Les restes de Mme Marcotte avaient été découverts en janvier 1985 dans une zone boisée de Malabar, une petite ville côtière du comté de Brevard, mêlés à ceux d’une autre femme, Kimberly Walker, identifiée pour sa part dès l’époque par ses empreintes dentaires. Pendant quatre décennies, Jeanette Marcotte est restée inconnue sous le nom de « Malabar Jane Doe ». C’est finalement sa fille, qui avait signalé la disparition de sa mère en 2021, qui a fourni l’échantillon d’ADN ayant permis l’identification.
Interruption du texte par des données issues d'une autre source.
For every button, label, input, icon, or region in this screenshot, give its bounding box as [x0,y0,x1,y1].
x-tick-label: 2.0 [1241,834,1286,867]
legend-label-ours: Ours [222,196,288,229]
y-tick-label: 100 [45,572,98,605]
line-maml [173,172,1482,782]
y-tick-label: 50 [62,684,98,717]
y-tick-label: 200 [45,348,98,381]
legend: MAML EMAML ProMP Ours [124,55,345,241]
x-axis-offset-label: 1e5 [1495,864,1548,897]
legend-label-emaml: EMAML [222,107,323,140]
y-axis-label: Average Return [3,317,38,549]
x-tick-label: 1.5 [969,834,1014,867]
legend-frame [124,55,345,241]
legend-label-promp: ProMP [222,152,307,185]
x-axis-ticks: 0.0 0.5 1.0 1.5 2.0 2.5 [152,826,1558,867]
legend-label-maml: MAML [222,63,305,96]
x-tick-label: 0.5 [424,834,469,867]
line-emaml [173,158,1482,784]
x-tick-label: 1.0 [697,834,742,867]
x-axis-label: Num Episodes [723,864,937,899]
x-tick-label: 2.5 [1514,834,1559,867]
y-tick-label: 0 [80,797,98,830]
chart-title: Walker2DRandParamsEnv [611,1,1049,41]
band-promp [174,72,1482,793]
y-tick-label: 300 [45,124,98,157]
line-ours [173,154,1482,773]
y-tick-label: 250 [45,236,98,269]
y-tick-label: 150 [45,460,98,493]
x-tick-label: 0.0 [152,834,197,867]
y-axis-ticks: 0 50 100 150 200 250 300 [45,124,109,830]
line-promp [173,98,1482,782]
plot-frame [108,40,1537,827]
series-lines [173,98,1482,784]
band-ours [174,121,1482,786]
Les circonstances de sa mort demeurent inexpliquées. Les deux femmes auraient pu être les victimes de John Crutchley, un ingénieur de Melbourne, en Floride, surnommé le « violeur vampire » en raison de sa pratique consistant à drainer le sang de ses victimes. Condamné en 1986 pour viol et enlèvement, il n’a jamais été inculpé pour meurtre. Il est décédé en prison en 2002. Des pièces d’identité appartenant à plusieurs femmes disparues avaient été retrouvées à son domicile.
« Nous ne savons toujours pas pourquoi elle se trouvait ici, ni ce qui lui est arrivé », a déclaré Tod Goodyear, porte-parole du bureau du shérif du comté de Brevard. Avant sa disparition, Marcotte aurait annoncé à son entourage qu’elle se rendait à Vancouver. Elle n’est jamais arrivée à destination.